- Born: 1961 (age 64–65) Beaudesert, Queensland, Australia
- Education: University of Sydney(BA) Sydney College of the Arts, MVA, PhD
- Known for: Performance art Installation art
- Notable work: National Gallery of Australia, Art Gallery of New South Wales
- Movement: Contemporary
- Spouse: Neil Roberts (artist)(died 2002)

= Barbara Campbell =

Australian artist (born 1961)

Barbara Campbell (born 1961) is an Australian performance and installation artist.

==Early life and education==
Campbell was born in Beaudesert, Queensland in 1961.

She studied film under Alan Cholodenko, Rex Butler and Keith Broadfoot at Power Department of Art History at University of Sydney in 1987. She completed a Master of Visual Arts at Sydney College of the Arts, University of Sydney in 1998.

In 2015, she completed a PhD at Sydney College of the Arts, researching how migratory shorebirds direct human performance.

== Influences and art practice==
Campbell's influences come from peers working in the Sydney Super 8 Film Group, 60s minimalist filmmakers such as Stan Brakhage. Campbell also recognises the influence of French semioticians such as Christian Metz, Jean-Louis Baudry, André Bazin, Jean Baudrillard and Raymond Bellour. In 1987 Campbell took a course in Super 8 at the Tin Sheds art workshop at the University of Sydney, and conducted numerous workshops organised by Sydney Intermedia Network with artists and peers such as Andrew Frost.

Campbell later started using video, setting up live video feedback so that the camera and the monitor could be used to create a dialogue between performer and audience.

== Career ==
Campbell used text as the starting point for her large-scale installation Conradania, based on Joseph Conrad’s acclaimed 1899 novel The Heart of Darkness set on the Congo River in Africa. Francis Ford Coppola based the film Apocalypse Now on Conrad's novel. Campbell spent eight weeks typing out The Heart of Darkness word for word on twenty 15 ft lengths of xuan paper. She then filmed the Jungle Cruise ride at Disneyland, which is played on a small screen in front of the hanging rice paper.

1001 nights cast (2005-2008) is written by hundreds of collaborators, using video to live web-stream performances through the project's dedicated website. The work was inspired by The Arabian Nights, the famous anthology of stories and how storytelling was a means of survival; the young woman Scheherazade stalls her execution by weaving an endless story of such intrigue that the King Shahriyar eventually grants her a reprieve.

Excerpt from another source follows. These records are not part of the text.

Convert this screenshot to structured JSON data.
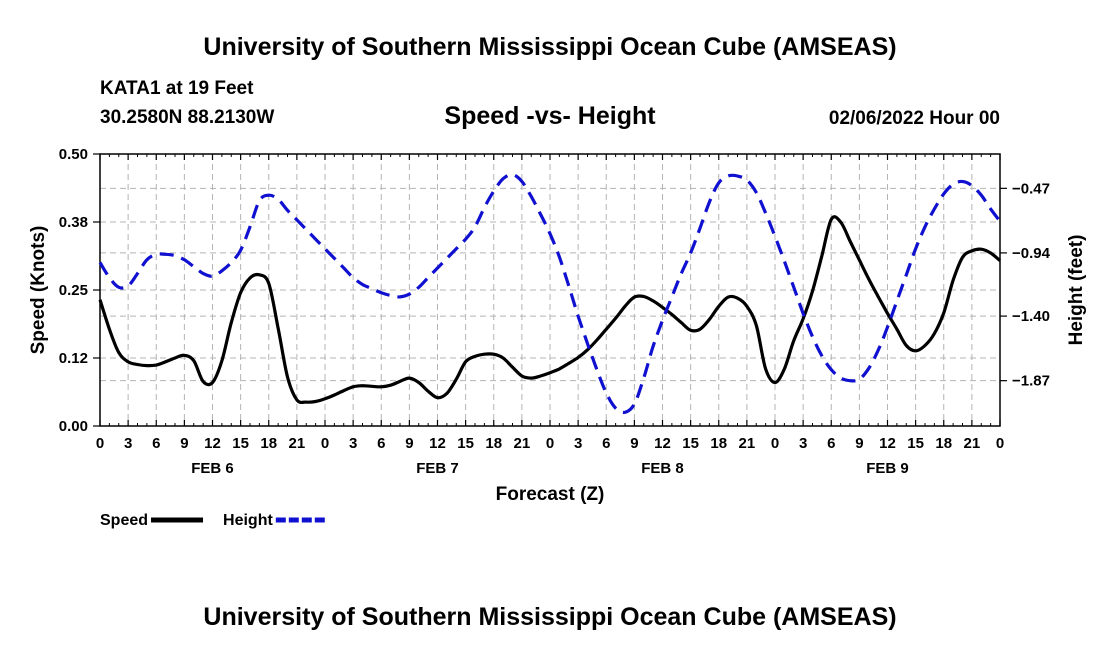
{
  "chart_data": {
    "type": "line",
    "title": "University of Southern Mississippi Ocean Cube (AMSEAS)",
    "subtitle": "Speed -vs- Height",
    "station": "KATA1 at 19 Feet",
    "coords": "30.2580N  88.2130W",
    "date_label": "02/06/2022 Hour 00",
    "xlabel": "Forecast (Z)",
    "ylabel_left": "Speed (Knots)",
    "ylabel_right": "Height (feet)",
    "xlim": [
      0,
      96
    ],
    "ylim_left": [
      0,
      0.5
    ],
    "ylim_right": [
      -2.2,
      -0.22
    ],
    "left_ticks": [
      {
        "value": 0.0,
        "label": "0.00"
      },
      {
        "value": 0.125,
        "label": "0.12"
      },
      {
        "value": 0.25,
        "label": "0.25"
      },
      {
        "value": 0.375,
        "label": "0.38"
      },
      {
        "value": 0.5,
        "label": "0.50"
      }
    ],
    "right_ticks": [
      {
        "value": -0.47,
        "label": "−0.47"
      },
      {
        "value": -0.94,
        "label": "−0.94"
      },
      {
        "value": -1.4,
        "label": "−1.40"
      },
      {
        "value": -1.87,
        "label": "−1.87"
      }
    ],
    "x_tick_labels": [
      "0",
      "3",
      "6",
      "9",
      "12",
      "15",
      "18",
      "21",
      "0",
      "3",
      "6",
      "9",
      "12",
      "15",
      "18",
      "21",
      "0",
      "3",
      "6",
      "9",
      "12",
      "15",
      "18",
      "21",
      "0",
      "3",
      "6",
      "9",
      "12",
      "15",
      "18",
      "21",
      "0"
    ],
    "day_labels": [
      {
        "label": "FEB 6",
        "hour": 12
      },
      {
        "label": "FEB 7",
        "hour": 36
      },
      {
        "label": "FEB 8",
        "hour": 60
      },
      {
        "label": "FEB 9",
        "hour": 84
      }
    ],
    "series": [
      {
        "name": "Speed",
        "axis": "left",
        "color": "#000000",
        "x": [
          0,
          1,
          2,
          3,
          4,
          5,
          6,
          7,
          8,
          9,
          10,
          11,
          12,
          13,
          14,
          15,
          16,
          17,
          18,
          19,
          20,
          21,
          22,
          23,
          24,
          25,
          26,
          27,
          28,
          29,
          30,
          31,
          32,
          33,
          34,
          35,
          36,
          37,
          38,
          39,
          40,
          41,
          42,
          43,
          44,
          45,
          46,
          47,
          48,
          49,
          50,
          51,
          52,
          53,
          54,
          55,
          56,
          57,
          58,
          59,
          60,
          61,
          62,
          63,
          64,
          65,
          66,
          67,
          68,
          69,
          70,
          71,
          72,
          73,
          74,
          75,
          76,
          77,
          78,
          79,
          80,
          81,
          82,
          83,
          84,
          85,
          86,
          87,
          88,
          89,
          90,
          91,
          92,
          93,
          94,
          95,
          96
        ],
        "values": [
          0.232,
          0.178,
          0.135,
          0.118,
          0.113,
          0.111,
          0.112,
          0.118,
          0.125,
          0.13,
          0.12,
          0.082,
          0.08,
          0.12,
          0.19,
          0.245,
          0.272,
          0.278,
          0.262,
          0.18,
          0.09,
          0.048,
          0.044,
          0.045,
          0.05,
          0.057,
          0.065,
          0.072,
          0.074,
          0.073,
          0.072,
          0.075,
          0.082,
          0.088,
          0.08,
          0.064,
          0.052,
          0.06,
          0.086,
          0.118,
          0.128,
          0.132,
          0.132,
          0.125,
          0.108,
          0.092,
          0.088,
          0.092,
          0.098,
          0.105,
          0.115,
          0.126,
          0.14,
          0.158,
          0.178,
          0.198,
          0.22,
          0.237,
          0.238,
          0.23,
          0.218,
          0.205,
          0.19,
          0.176,
          0.178,
          0.196,
          0.22,
          0.237,
          0.235,
          0.22,
          0.185,
          0.105,
          0.08,
          0.105,
          0.157,
          0.197,
          0.248,
          0.313,
          0.38,
          0.375,
          0.34,
          0.305,
          0.27,
          0.238,
          0.207,
          0.178,
          0.148,
          0.138,
          0.148,
          0.17,
          0.208,
          0.268,
          0.31,
          0.322,
          0.325,
          0.318,
          0.304
        ]
      },
      {
        "name": "Height",
        "axis": "right",
        "color": "#1010d0",
        "x": [
          0,
          1,
          2,
          3,
          4,
          5,
          6,
          7,
          8,
          9,
          10,
          11,
          12,
          13,
          14,
          15,
          16,
          17,
          18,
          19,
          20,
          21,
          22,
          23,
          24,
          25,
          26,
          27,
          28,
          29,
          30,
          31,
          32,
          33,
          34,
          35,
          36,
          37,
          38,
          39,
          40,
          41,
          42,
          43,
          44,
          45,
          46,
          47,
          48,
          49,
          50,
          51,
          52,
          53,
          54,
          55,
          56,
          57,
          58,
          59,
          60,
          61,
          62,
          63,
          64,
          65,
          66,
          67,
          68,
          69,
          70,
          71,
          72,
          73,
          74,
          75,
          76,
          77,
          78,
          79,
          80,
          81,
          82,
          83,
          84,
          85,
          86,
          87,
          88,
          89,
          90,
          91,
          92,
          93,
          94,
          95,
          96
        ],
        "values": [
          -1.01,
          -1.12,
          -1.19,
          -1.18,
          -1.09,
          -0.99,
          -0.95,
          -0.95,
          -0.96,
          -0.99,
          -1.04,
          -1.09,
          -1.11,
          -1.07,
          -1.01,
          -0.92,
          -0.75,
          -0.56,
          -0.52,
          -0.55,
          -0.63,
          -0.7,
          -0.77,
          -0.84,
          -0.91,
          -0.98,
          -1.05,
          -1.12,
          -1.17,
          -1.2,
          -1.23,
          -1.25,
          -1.26,
          -1.24,
          -1.19,
          -1.12,
          -1.05,
          -0.98,
          -0.91,
          -0.84,
          -0.75,
          -0.61,
          -0.49,
          -0.4,
          -0.37,
          -0.42,
          -0.53,
          -0.66,
          -0.8,
          -0.97,
          -1.18,
          -1.4,
          -1.6,
          -1.79,
          -1.96,
          -2.07,
          -2.1,
          -2.04,
          -1.85,
          -1.62,
          -1.43,
          -1.26,
          -1.09,
          -0.94,
          -0.76,
          -0.57,
          -0.43,
          -0.38,
          -0.38,
          -0.41,
          -0.5,
          -0.65,
          -0.82,
          -1.0,
          -1.19,
          -1.38,
          -1.55,
          -1.69,
          -1.79,
          -1.85,
          -1.87,
          -1.86,
          -1.78,
          -1.65,
          -1.48,
          -1.29,
          -1.1,
          -0.91,
          -0.75,
          -0.62,
          -0.51,
          -0.44,
          -0.42,
          -0.45,
          -0.52,
          -0.62,
          -0.71
        ]
      }
    ],
    "legend": [
      {
        "label": "Speed",
        "color": "#000000",
        "dash": "solid"
      },
      {
        "label": "Height",
        "color": "#1010d0",
        "dash": "dashed"
      }
    ],
    "footer": "University of Southern Mississippi Ocean Cube (AMSEAS)"
  }
}
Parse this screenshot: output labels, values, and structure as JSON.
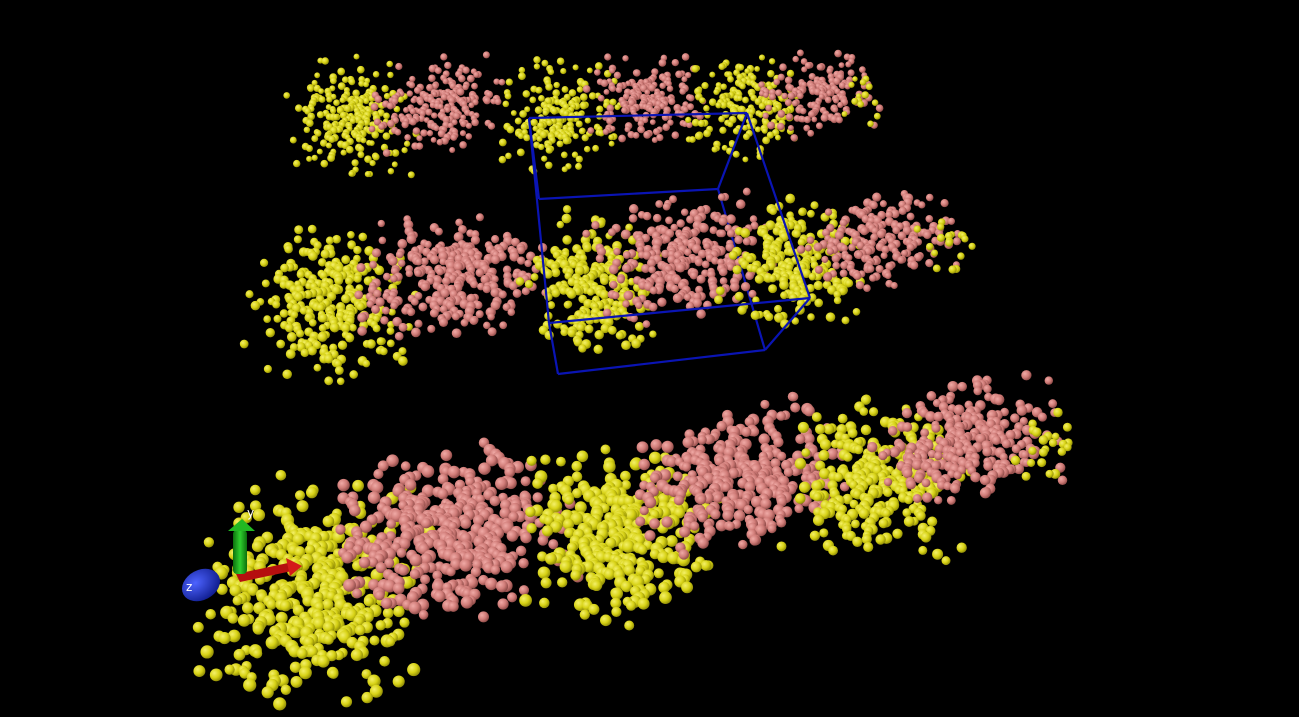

From 1982 to 1983, Campbell was Gallery Co-ordinator at the Institute of Modern Art in Brisbane. She has also done research into the arts and culture sectors, and was an office bearer of the Queensland Artworkers Union (later Artworkers Alliance). In 1984, she ran the influential A Room art collective in George Street, Brisbane

==Collections==
As of March 2022, four of her works are held in the National Gallery of Australia in Canberra.